The Korea Financial Intelligence Unit (KFIU) and other local financial agencies will regulate cryptocurrency exchanges like banks, imposing strict anti-money laundering (AML) policies to ensure criminals do not utilize cryptocurrencies to finance illicit operations.
During the Policy Advisory Council meeting held on June 8, KFIU director Kim Geun-ik led an extensive discussion on existing money laundering and terrorist financing prevention regulations and proposed stricter policies for both commercial banks and independent financial service providers.
At the time, the KFIU stated that it will follow the movement of leading economies such as the US to prevent money laundering and terrorism financing with more rigorous verification processes for large transactions and monitoring of users.
Initially, the KFIU planned to impose new policies on large-scale financial institutions, retail investors, and traders in the public stock market and other sectors that currently have lenient AML and Know Your Customer (KYC) regulations.
But, in later discussions, the KFIU decided to include the cryptocurrency sector in its AML and KYC initiative.
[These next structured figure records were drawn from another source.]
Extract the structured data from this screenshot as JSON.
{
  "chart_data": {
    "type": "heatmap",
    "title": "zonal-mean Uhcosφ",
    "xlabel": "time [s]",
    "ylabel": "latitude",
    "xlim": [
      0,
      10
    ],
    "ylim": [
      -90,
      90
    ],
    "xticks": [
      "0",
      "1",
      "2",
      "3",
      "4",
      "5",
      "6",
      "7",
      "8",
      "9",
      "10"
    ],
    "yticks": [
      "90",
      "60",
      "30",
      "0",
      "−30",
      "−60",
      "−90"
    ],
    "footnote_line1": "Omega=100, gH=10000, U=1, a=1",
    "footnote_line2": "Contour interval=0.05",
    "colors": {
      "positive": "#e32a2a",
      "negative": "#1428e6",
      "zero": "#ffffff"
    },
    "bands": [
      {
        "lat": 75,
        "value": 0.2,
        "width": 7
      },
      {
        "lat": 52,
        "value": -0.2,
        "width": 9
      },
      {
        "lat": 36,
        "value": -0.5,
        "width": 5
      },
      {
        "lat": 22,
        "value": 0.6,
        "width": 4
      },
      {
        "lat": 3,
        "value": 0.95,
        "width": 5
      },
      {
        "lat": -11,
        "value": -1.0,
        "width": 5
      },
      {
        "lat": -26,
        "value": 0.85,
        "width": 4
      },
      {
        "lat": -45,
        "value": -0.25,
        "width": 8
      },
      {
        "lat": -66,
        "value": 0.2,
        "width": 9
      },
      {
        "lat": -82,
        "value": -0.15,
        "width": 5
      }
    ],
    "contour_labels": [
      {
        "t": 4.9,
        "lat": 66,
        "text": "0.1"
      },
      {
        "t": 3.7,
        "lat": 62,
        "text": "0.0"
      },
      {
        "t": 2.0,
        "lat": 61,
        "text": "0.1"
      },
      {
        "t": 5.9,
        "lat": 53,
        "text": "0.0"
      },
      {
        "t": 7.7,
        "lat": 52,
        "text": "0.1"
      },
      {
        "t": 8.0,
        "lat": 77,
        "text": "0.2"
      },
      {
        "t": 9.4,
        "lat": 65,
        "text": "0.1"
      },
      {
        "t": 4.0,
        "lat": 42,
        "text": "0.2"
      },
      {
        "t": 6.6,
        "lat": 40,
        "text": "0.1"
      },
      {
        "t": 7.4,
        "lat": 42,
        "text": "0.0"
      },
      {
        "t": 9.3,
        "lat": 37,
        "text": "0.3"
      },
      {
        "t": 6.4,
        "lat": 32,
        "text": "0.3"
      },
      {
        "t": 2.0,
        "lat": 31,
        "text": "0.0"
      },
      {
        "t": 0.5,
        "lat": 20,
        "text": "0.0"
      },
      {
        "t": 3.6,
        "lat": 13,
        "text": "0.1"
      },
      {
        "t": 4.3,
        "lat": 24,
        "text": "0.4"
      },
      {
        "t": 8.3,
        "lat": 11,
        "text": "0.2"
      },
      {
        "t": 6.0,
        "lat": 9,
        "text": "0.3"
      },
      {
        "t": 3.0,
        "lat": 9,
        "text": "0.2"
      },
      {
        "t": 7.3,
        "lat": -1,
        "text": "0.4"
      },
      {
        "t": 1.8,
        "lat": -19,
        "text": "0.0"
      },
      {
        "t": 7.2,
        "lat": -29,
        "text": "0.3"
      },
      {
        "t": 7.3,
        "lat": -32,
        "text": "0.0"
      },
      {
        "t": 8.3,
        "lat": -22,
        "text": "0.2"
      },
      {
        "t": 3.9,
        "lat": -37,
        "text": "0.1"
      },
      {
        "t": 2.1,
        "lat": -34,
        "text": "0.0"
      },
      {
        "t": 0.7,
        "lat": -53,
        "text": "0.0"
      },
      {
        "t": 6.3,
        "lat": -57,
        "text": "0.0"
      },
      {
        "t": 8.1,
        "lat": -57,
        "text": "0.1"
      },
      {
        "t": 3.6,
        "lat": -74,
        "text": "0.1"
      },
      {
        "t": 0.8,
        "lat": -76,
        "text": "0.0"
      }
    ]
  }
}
The KFIU stated that the agency will coordinate with the Congress to pass a bill that would allow local financial authorities to monitor traditional bank account and cryptocurrency users extensively with transparency.
At the moment, cryptocurrency exchanges in South Korea can operate as a communication vendor, with a $40 license. As such, even the Free Trade Commission, the country’s regulatory authority for economic competition, does not have the authority to monitor and oversee crypto exchanges.
However, to prevent the utilization of cryptocurrencies like Bitcoin and Ethereum in underground economies and suspicious activities, the KFIU came to a consensus to recognize cryptocurrency exchanges as proper financial institutions and regulate them accordingly.
“Under current regulations, there are clear limitations in preventing money laundering on crypto exchanges because the only way authorities can spot suspicious transactions is through banks. If the bill of lawmaker Jae Yoon-kyung from the Democratic Party of Korea passes, local authorities will be able to impose identical regulations on crypto exchanges that are implemented on commercial banks,” a KFIU spokesperson said.
Essentially, if the bill of lawmaker Jae passes, cryptocurrency exchanges will be regulated as commercial banks and proper financial institutions. While stricken Anti-Money Laundering and Know Your Customer policies could create an uncomfortable ecosystem for users at first, it will add legitimacy to the rapidly growing cryptocurrency and blockchain sector.
A significant sum of capital from retail investors or individual traders has been injected into the cryptocurrency market since early 2017, allowing the market to evolve into an emerging asset class and convincing major banks such as $378 billion JPMorgan Chase and $88.5 billion Goldman Sachs to enter the cryptocurrency sector with custodian solutions.
The acknowledgment of the cryptocurrency industry as a properly regulated financial market will be beneficial for the global cryptocurrency market in the long-term and will improve the mainstream adoption of cryptocurrencies significantly.